"He had a girlfriend," Emma said, and it was easy for her to be righteous. No one knew that better than me. Ninth grade for me, 10th for him and Ashley. He had a girlfriend and it wasn't me.

Emma didn't understand, couldn't understand. I didn't want to hurt Ashley, I didn't want to hurt Craig. I couldn't help myself. I'd never been so deliciously out of control. I could see him responding to me in my new sexy outfits. I'd burned away some of the trappings of that cursed childhood. Hair ribbons, high waisted pants, sweet smiles. Now my smile was slow and sexy, and soon the outside would catch up with the inside.

What was Sully? I could barely see him when I was talking to him. I didn't notice any of his details. Not like what I noticed with Craig. I had Craig memorized. The way the sun looked on his face, the angle of his nose, the length of his sideburns, the tone and pitch of his voice. Sully was nothing. A port in the storm.

Emma could judge but she couldn't know the width and depth of my desire. I had to have him no matter who got hurt. All necessary casualties in my war to own his soul. Ashley was in the way and that was too bad but she wouldn't stop me.

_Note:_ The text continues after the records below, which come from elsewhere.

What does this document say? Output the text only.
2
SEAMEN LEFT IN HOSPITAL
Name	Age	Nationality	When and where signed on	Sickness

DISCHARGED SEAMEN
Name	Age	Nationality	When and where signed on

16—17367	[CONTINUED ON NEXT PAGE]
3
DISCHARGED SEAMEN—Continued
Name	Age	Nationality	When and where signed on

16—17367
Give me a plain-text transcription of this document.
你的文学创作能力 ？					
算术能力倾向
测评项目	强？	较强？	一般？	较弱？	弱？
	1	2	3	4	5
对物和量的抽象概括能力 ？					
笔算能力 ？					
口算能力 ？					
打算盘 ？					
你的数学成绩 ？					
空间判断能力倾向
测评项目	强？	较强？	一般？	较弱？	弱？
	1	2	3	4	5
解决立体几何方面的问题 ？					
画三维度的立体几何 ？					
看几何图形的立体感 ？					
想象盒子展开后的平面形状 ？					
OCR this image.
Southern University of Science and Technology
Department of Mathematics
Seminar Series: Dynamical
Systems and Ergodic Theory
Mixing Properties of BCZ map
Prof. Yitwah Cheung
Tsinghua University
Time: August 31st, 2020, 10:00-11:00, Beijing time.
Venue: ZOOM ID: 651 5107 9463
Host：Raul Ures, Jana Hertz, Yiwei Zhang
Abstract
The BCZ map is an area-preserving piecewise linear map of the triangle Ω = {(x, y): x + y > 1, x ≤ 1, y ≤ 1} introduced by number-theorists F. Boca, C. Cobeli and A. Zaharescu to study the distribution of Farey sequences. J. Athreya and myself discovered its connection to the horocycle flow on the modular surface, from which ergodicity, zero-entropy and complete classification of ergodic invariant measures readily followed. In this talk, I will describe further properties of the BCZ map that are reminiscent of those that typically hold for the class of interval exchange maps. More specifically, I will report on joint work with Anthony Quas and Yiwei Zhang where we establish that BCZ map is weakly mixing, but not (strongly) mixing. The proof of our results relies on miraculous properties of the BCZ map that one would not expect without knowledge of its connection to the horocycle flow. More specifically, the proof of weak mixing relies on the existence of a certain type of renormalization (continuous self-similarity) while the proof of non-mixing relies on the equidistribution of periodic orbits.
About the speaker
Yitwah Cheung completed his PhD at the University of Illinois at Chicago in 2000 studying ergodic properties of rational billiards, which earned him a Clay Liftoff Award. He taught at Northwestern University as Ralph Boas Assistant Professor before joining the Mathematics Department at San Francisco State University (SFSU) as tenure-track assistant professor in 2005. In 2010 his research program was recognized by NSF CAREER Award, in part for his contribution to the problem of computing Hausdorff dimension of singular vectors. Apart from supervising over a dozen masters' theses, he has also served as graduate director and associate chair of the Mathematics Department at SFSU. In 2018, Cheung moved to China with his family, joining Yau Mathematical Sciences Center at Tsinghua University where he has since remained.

Terri and Hazel asked me one day if I would ask out a boy I liked, a single boy. I didn't know who they were talking about and I didn't care. I used to feel that it wasn't romantic to do that. Outside the school, just beyond the stairs, and when I turned around I saw Craig coming out of the school. I stared, couldn't help it. He was everything I wanted, and whether he was with someone else or not I'd go for it. I had to. He knew I was looking at him and he met my eyes for a second, and the message was clear, 'Leave me alone,'. Then he looked away and walked on.

"Yeah," I said to Terri and Hazel, "life's too short,"

They faded beside me. Everything was faded. Only Craig was bright and real and Emma, she couldn't understand.